5. Kubernetes Specifics (Leveraging ECK):

   • Image Scanning: Integrate container image scanning into your CI/CD pipeline. Scan for malicious packages or known vulnerabilities within your container images.
   • Admission Controllers: Implement Kubernetes Admission Controllers. Enforce policies like only allowing images from trusted registries. Prevent the deployment of pods containing known vulnerable packages.
   • Network Policies: Define strict Kubernetes Network Policies. Control egress traffic from pods. Ensure pods can only communicate with approved external services. Block all outbound DNS TXT queries to unauthorized endpoints.
   • Centralized Logging and Monitoring (ECK): Leverage Elastic Cloud on Kubernetes (ECK) to centralize all Kubernetes logs (pod logs, audit logs, network flow logs). Create detection rules within your Elastic Stack. Look for:
     • Unusual process execution inside containers.
     • Egress connections from pods to the identified C2s.
     • High volumes of DNS TXT queries from specific pods.
     • Creation of new scheduled tasks or modifications to startup folders within containers (if phantom_bot were to infect a container).

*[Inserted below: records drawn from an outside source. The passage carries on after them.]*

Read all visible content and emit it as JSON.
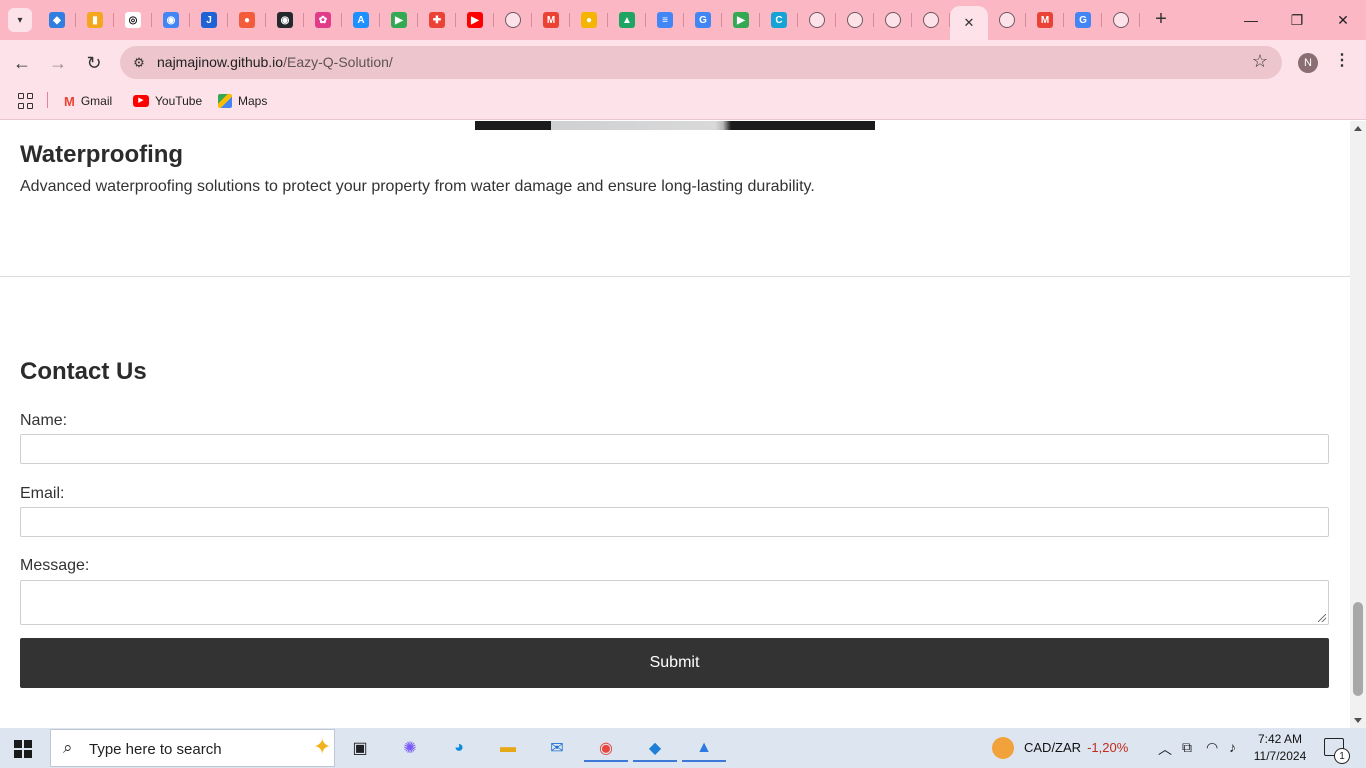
{
  "browser": {
    "tabs": [
      {
        "icon": "vscode-icon",
        "color": "#2f7ee0",
        "glyph": "◆"
      },
      {
        "icon": "analytics-icon",
        "color": "#f4a61d",
        "glyph": "▮"
      },
      {
        "icon": "openai-icon",
        "color": "#ffffff",
        "glyph": "◎"
      },
      {
        "icon": "lens-icon",
        "color": "#4285f4",
        "glyph": "◉"
      },
      {
        "icon": "jira-icon",
        "color": "#1f62d6",
        "glyph": "J"
      },
      {
        "icon": "app-icon",
        "color": "#f25c3b",
        "glyph": "●"
      },
      {
        "icon": "github-icon",
        "color": "#24292e",
        "glyph": "◉"
      },
      {
        "icon": "butterfly-icon",
        "color": "#e03c8a",
        "glyph": "✿"
      },
      {
        "icon": "appstore-icon",
        "color": "#1e90ff",
        "glyph": "A"
      },
      {
        "icon": "play-store-icon",
        "color": "#34a853",
        "glyph": "▶"
      },
      {
        "icon": "play-games-icon",
        "color": "#ea4335",
        "glyph": "✚"
      },
      {
        "icon": "youtube-icon",
        "color": "#ff0000",
        "glyph": "▶"
      },
      {
        "icon": "globe-icon",
        "color": "",
        "glyph": ""
      },
      {
        "icon": "gmail-icon",
        "color": "#ea4335",
        "glyph": "M"
      },
      {
        "icon": "app-icon",
        "color": "#f5b400",
        "glyph": "●"
      },
      {
        "icon": "drive-icon",
        "color": "#1fa463",
        "glyph": "▲"
      },
      {
        "icon": "docs-icon",
        "color": "#4285f4",
        "glyph": "≡"
      },
      {
        "icon": "google-icon",
        "color": "#4285f4",
        "glyph": "G"
      },
      {
        "icon": "play-console-icon",
        "color": "#34a853",
        "glyph": "▶"
      },
      {
        "icon": "canva-icon",
        "color": "#16a3d6",
        "glyph": "C"
      },
      {
        "icon": "globe-icon",
        "color": "",
        "glyph": ""
      },
      {
        "icon": "globe-icon",
        "color": "",
        "glyph": ""
      },
      {
        "icon": "globe-icon",
        "color": "",
        "glyph": ""
      },
      {
        "icon": "globe-icon",
        "color": "",
        "glyph": ""
      },
      {
        "icon": "close-icon",
        "color": "",
        "glyph": "✕",
        "active": true
      },
      {
        "icon": "globe-icon",
        "color": "",
        "glyph": ""
      },
      {
        "icon": "gmail-icon",
        "color": "#ea4335",
        "glyph": "M"
      },
      {
        "icon": "google-icon",
        "color": "#4285f4",
        "glyph": "G"
      },
      {
        "icon": "globe-icon",
        "color": "",
        "glyph": ""
      }
    ],
    "url_host": "najmajinow.github.io",
    "url_path": "/Eazy-Q-Solution/",
    "profile_initial": "N",
    "bookmarks": [
      {
        "label": "Gmail",
        "icon": "gmail-icon"
      },
      {
        "label": "YouTube",
        "icon": "youtube-icon"
      },
      {
        "label": "Maps",
        "icon": "maps-icon"
      }
    ]
  },
  "page": {
    "service_title": "Waterproofing",
    "service_description": "Advanced waterproofing solutions to protect your property from water damage and ensure long-lasting durability.",
    "contact_title": "Contact Us",
    "name_label": "Name:",
    "email_label": "Email:",
    "message_label": "Message:",
    "name_value": "",
    "email_value": "",
    "message_value": "",
    "submit_label": "Submit"
  },
  "taskbar": {
    "search_placeholder": "Type here to search",
    "ticker_symbol": "CAD/ZAR",
    "ticker_change": "-1,20%",
    "time": "7:42 AM",
    "date": "11/7/2024",
    "notification_count": "1"
  },
  "colors": {
    "tabstrip": "#fbb8c4",
    "toolbar": "#fde3e9",
    "submit_bg": "#333333",
    "taskbar": "#dde6f0"
  }
}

6. Incident Response and Malware Analysis (Using FlareVM):

   • Malware Analysis Environment: Maintain a dedicated malware analysis environment. Utilize tools like FlareVM.
   • Dynamic Analysis: If a suspicious package is identified, detonate it within FlareVM. Observe its network communications, file system modifications, and process behavior.
   • Static Analysis: Use FlareVM’s tools for static analysis. Deobfuscate scripts. Reverse engineer binaries. Understand the full payload functionality.

Indicators of Compromise (IOCs)

Block and monitor for these indicators within your environment:

Domains:

• sh[.]azurestaticprovider[.]net
• 87e0bbc636999b[.]lhr[.]life
• b94b6bcfa27554[.]lhr[.]life
• edcf8b03c84634[.]lhr[.]life

IP Addresses:

• 80[.]200[.]28[.]28

NPM Packages:

• node-ipc (versions 9.1.6, 9.2.3, 12.0.1)
• chalk-tempalte
• axois-utils
• @deadcode09284814/axios-util
• color-style-utils

GitHub Signature:

• Repository description: “A Mini Sha1-Hulud has Appeared”

Your proactive defense and rapid response are paramount. Attackers continuously refine their methods. You must stay vigilant.